Ethan Hawke fights crime throughout time in Predestination
PIECING together Predestination is a bit like trying to solve a Rubik’s Cube. No sooner have you made sense of one piece of the story than you realise that assorted other elements have only grown more muddled. The time-hopping crime thriller is tailor-made for our message-board times, because watching the movie is a jumping-off point for further discussion and, undoubtedly, debate.
Whether sci-fi aficionados will balk at the series of twists or embrace the convoluted timeline, Predestination proves to be a thrilling entertainment for the rest of us, who may not ruminate as much about time-travel paradoxes. That’s not, however, for the reasons you might think; the movie is surprisingly light on action.

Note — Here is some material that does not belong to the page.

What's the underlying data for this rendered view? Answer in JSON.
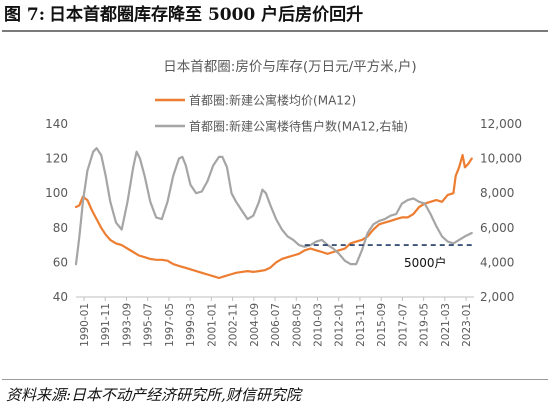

It’s best to go into the movie knowing as little as possible, but the gist is that Ethan Hawke plays a “temporal agent” who zips back in history to prevent crimes before they happen. He hasn’t had much luck catching a notorious terrorist known as the Fizzle Bomber, however. His boss gives him one more shot, so off the agent goes to the year 1970, five years before the bomber’s biggest massacre.
Given what we know, it seems like a planned event when our nameless hero, pretending to be a bartender, strikes up a conversation with a man named John in a New York watering hole. John ends up telling this stranger his life story, which unfolds in flashbacks. It turns out that John was actually born Jane, in the 1940s, and raised in an orphanage. She was a tomboy who loved to fight, but also a straight-A student who embarked on an exciting career path before falling into a star-crossed romantic relationship with someone who plays a significant role in her gender-bending destiny. Both Jane and John are played by talented Australian up-and-comer Sarah Snook.
John’s coming-of-age narrative is fairly run-of-the-mill next to the time-travelling manhunt that surrounds it, but the character’s history is entirely captivating — and arguably the most rewarding aspect of the movie. Snook has a commanding presence, and the bittersweet tale John tells lends the drama unexpected emotional weight.
The movie is based on All You Zombies, a short story by Robert A. Heinlein that has been capably ushered onto the screen, with a few additional threads, by brothers Michael and Peter Spierig, who share writing and directing duties.
Once the movie shifts gears, sending the bartender and John back to the 1960s, things get weird, and not always in a good way. By the time the final minutes roll around, the requisite big reveals are both bizarre and predictable, even if they don’t make complete sense at first (or ever). But seeing what’s coming doesn’t blunt the overall impact of the story. The movie may not have quite the mind-bending wallop of Inception, but Predestination is about something deeper than fantasy.